Грех - Паскуале Феста-Кампаниле
Шрифт:
Интервал:
Закладка:
Мы остановились возле домишка на дальнем краю деревни: я догадался, что это тот самый, где расквартированы проститутки.
«Вот я, к примеру, отправляюсь сейчас к женщинам. Потом, после ужина, буду рассказывать всем, что да как было, глядишь, и тебе перепадет: послушаешь».
Он заметил мое замешательство и обрадовался. Стрелял вслепую, но цели достиг.
– Будь здоров, поп, до встречи! – сказал он и вошел в дом терпимости.
*
Чего ради я воюю? Чего ради пошел на фронт, вооруженный распятием и доброй волей? Среди прочего, дабы восполнить запасы любви и милосердия к ближнему, которые были во мне на исходе.
В маленьком деревенском приходе, где я в последнее время служил, я чем дальше, тем больше чувствовал себя оторванным от прихожан, от той миссии, которую был призван исполнять в их сообществе.

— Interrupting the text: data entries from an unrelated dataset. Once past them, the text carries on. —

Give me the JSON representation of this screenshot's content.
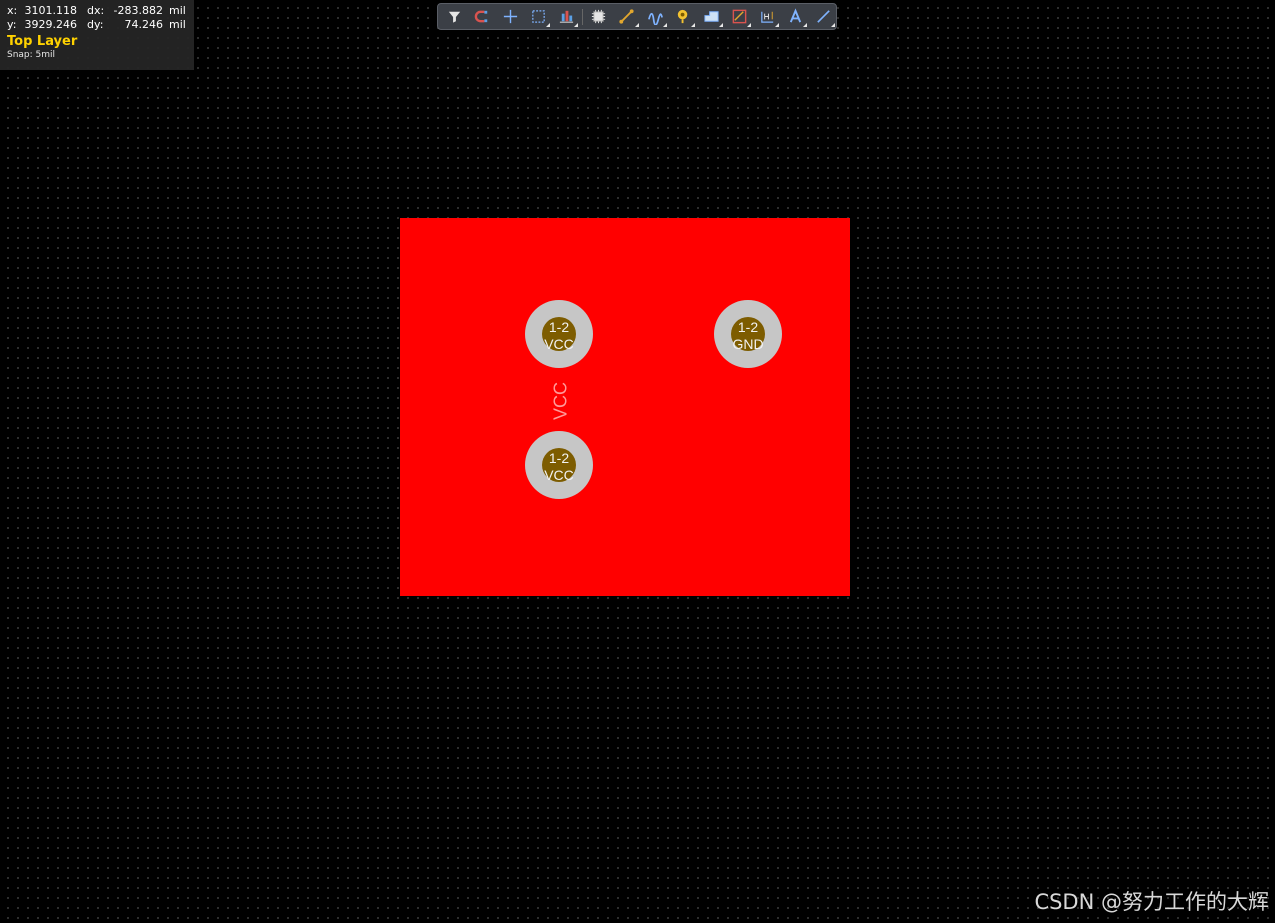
{
  "hud": {
    "x_label": "x:",
    "x_value": "3101.118",
    "dx_label": "dx:",
    "dx_value": "-283.882",
    "x_unit": "mil",
    "y_label": "y:",
    "y_value": "3929.246",
    "dy_label": "dy:",
    "dy_value": "74.246",
    "y_unit": "mil",
    "layer": "Top Layer",
    "snap": "Snap: 5mil"
  },
  "toolbar": {
    "tools": [
      {
        "name": "filter-icon"
      },
      {
        "name": "snap-magnet-icon"
      },
      {
        "name": "crosshair-icon"
      },
      {
        "name": "select-box-icon",
        "menu": true
      },
      {
        "name": "align-icon",
        "menu": true
      },
      {
        "name": "component-icon"
      },
      {
        "name": "route-track-icon",
        "menu": true
      },
      {
        "name": "diff-pair-icon",
        "menu": true
      },
      {
        "name": "via-icon",
        "menu": true
      },
      {
        "name": "polygon-pour-icon",
        "menu": true
      },
      {
        "name": "keepout-icon",
        "menu": true
      },
      {
        "name": "dimension-icon",
        "menu": true
      },
      {
        "name": "text-icon",
        "menu": true
      },
      {
        "name": "line-icon",
        "menu": true
      }
    ]
  },
  "colors": {
    "board": "#ff0000",
    "pad_ring": "#c6c6c6",
    "pad_hole": "#7d5c00",
    "layer_label": "#ffd200"
  },
  "pads": [
    {
      "number": "1-2",
      "net": "VCC"
    },
    {
      "number": "1-2",
      "net": "GND"
    },
    {
      "number": "1-2",
      "net": "VCC"
    }
  ],
  "net_label": "VCC",
  "watermark": "CSDN @努力工作的大辉"
}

До этого, сразу после посвящения, мне уже довелось побывать среди людей, с которыми не удавалось найти точку соприкосновения: это были крестьяне, не бедные, не богатые, которые ради заработка не щадили жизни, а ко всему прочему были глухи. В ту пору я впадал в отчаяние, боялся, что не выдержу. Тогда я готов был снять рясу и оставить службу.
Два года назад мне подумалось, что я обрету спасение, отправившись на войну, где опасности и лишения выжимают из человека все, что в нем есть и лучшего, и худшего. Здесь не действует сила привычки, здесь ничто не повторяется дважды: сотни раз я присутствовал при кончине солдат, сотни раз читал по каждому из них на латыни слова одних и тех же молитв, но каждый раз на глаза мои навертывались слезы, словно это было впервые. Здесь от меня есть хоть какая-то польза. Здесь я научился мириться со своими и с чужими тяготами, как с горьким хлебом, который по утрам достают из печи.
Я знаю, когда закончится эта война, я смогу снова вернуться в приход и быть пастырем лучше прежнего. Угнетать меня будет только одно: необходимость снова надеть сутану.
*
Алатри преследует трупный запах, меня преследует запах Донаты: неуловимый, но устойчивый запах роскоши, окутывающий меня как облако. Я вспоминаю места из Библии, где молодые женщины натирают свои тела маслами и благовониями. Вероятно, потому цари и герои Израиля были неравнодушны к ароматам, что, подобно мне, жили в окружении смердящих солдат.
*
С утра ездил в военный госпиталь, расположенный в нескольких километрах ниже деревни, сопровождал раненого бойца. У парня пулевое ранение в левую ногу – обычный способ членовредительства. Он клялся и божился, что не делал этого, пуля якобы попала в него случайно.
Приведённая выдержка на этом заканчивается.